Business and Developers must work together daily
In most of the agile teams that I have worked on, business people can't afford to work with developers on a daily basis and hence the voice of business people is carried to developers through the product managers. The original intent of "the individual with the problem" working together with "the person who can code" is not achieved anyway. There is still content lost in translation.
Motivated Individuals
I think this is the most important aspect of any agile team. This also overpowers all the other principles of the agile manifesto. If I can gather a group of motivated individuals, I don't need to really worry about most of the other stuff. If the team is motivated to build the right thing that the customer wants, all our problem would be solved. If I was running a non-agile, traditional project and I had a set of motivated individuals, I would still most probably end up with a successful project.
Best architecture, requirements, designs emerge from self-organizing teams
I think there is very little difference between a team in chaos and a self-organizing team. When a team delivers with best architecture, requirements, and design,  we call them self-organizing team otherwise they are labeled a chaos. I think this principle of the agile manifesto cannot be operationalized because if we give the freedom to self-organize to a team, whether they are effective or they have descended into chaos will only know once they produce their output and by that time it is too late.
In my view, the biggest problem staring the agile manifesto today is that it has become almost akin to a religion. People fight battles whether something should be called an Epic, Story or Task. People fight over what can be discussed in a standup. It is almost like the process has become most important aspect, nobody is worried about the end result.

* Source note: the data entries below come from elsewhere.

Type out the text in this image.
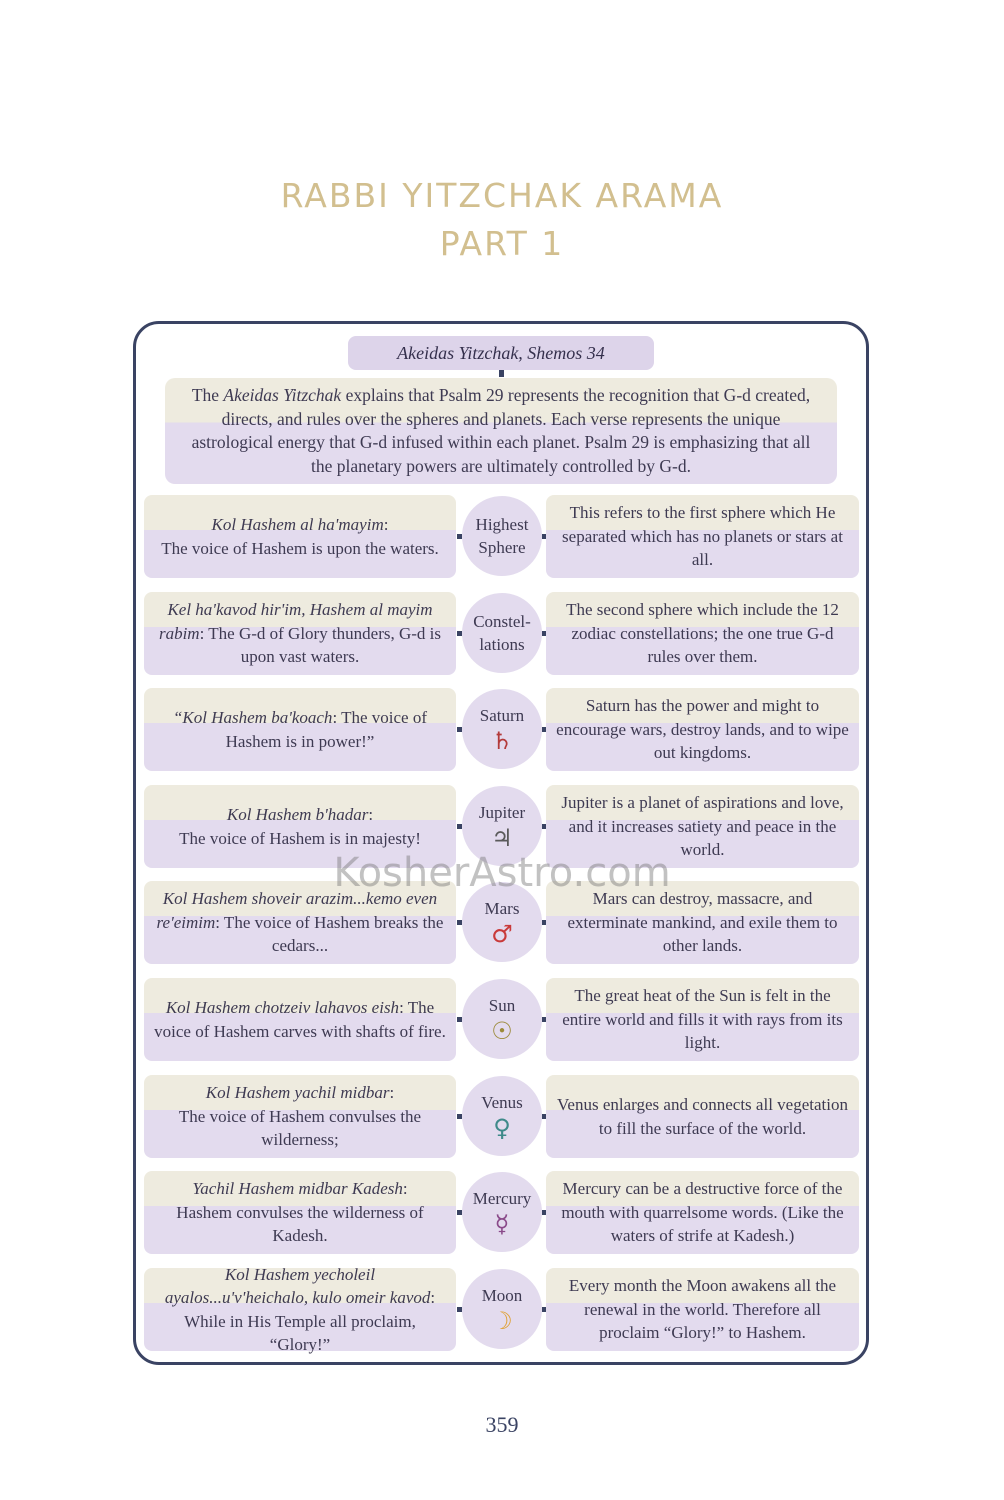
RABBI YITZCHAK ARAMA
PART 1
Akeidas Yitzchak, Shemos 34
The Akeidas Yitzchak explains that Psalm 29 represents the recognition that G-d created, directs, and rules over the spheres and planets. Each verse represents the unique astrological energy that G-d infused within each planet. Psalm 29 is emphasizing that all the planetary powers are ultimately controlled by G-d.
Kol Hashem al ha'mayim:
The voice of Hashem is upon the waters.
Highest
Sphere
This refers to the first sphere which He separated which has no planets or stars at all.
Kel ha'kavod hir'im, Hashem al mayim rabim: The G-d of Glory thunders, G-d is upon vast waters.
Constel-
lations
The second sphere which include the 12 zodiac constellations; the one true G-d rules over them.
“Kol Hashem ba'koach: The voice of Hashem is in power!”
Saturn
♄
Saturn has the power and might to encourage wars, destroy lands, and to wipe out kingdoms.
Kol Hashem b'hadar:
The voice of Hashem is in majesty!
Jupiter
♃
Jupiter is a planet of aspirations and love, and it increases satiety and peace in the world.
Kol Hashem shoveir arazim...kemo even re'eimim: The voice of Hashem breaks the cedars...
Mars
♂
Mars can destroy, massacre, and exterminate mankind, and exile them to other lands.
Kol Hashem chotzeiv lahavos eish: The voice of Hashem carves with shafts of fire.
Sun
☉
The great heat of the Sun is felt in the entire world and fills it with rays from its light.
Kol Hashem yachil midbar:
The voice of Hashem convulses the wilderness;
Venus
♀
Venus enlarges and connects all vegetation to fill the surface of the world.
Yachil Hashem midbar Kadesh:
Hashem convulses the wilderness of Kadesh.
Mercury
☿
Mercury can be a destructive force of the mouth with quarrelsome words. (Like the waters of strife at Kadesh.)
Kol Hashem yecholeil ayalos...u'v'heichalo, kulo omeir kavod: While in His Temple all proclaim, “Glory!”
Moon
☽
Every month the Moon awakens all the renewal in the world. Therefore all proclaim “Glory!” to Hashem.
KosherAstro.com
359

Most people working in agile teams think that agile is all about coding, the thinking required to build a good product is considered a waste of time. People build bad software proudly claiming, we will refactor it later. In the name of backlog list, the visibility in the project tracking is completely lost. It has almost become a voodoo.
I believe the point of the agile manifesto was to eliminate activities that were not adding anything positive to the product. For example, there was absolutely no point in writing an interface control document because, C headers, Java interfaces could be used to explain interfaces better and they were easily manageable. But unfortunately, it has been taken as execute to eliminate activities that were actually contributing to product quality. In the end, we have not made gains that agile should have given us.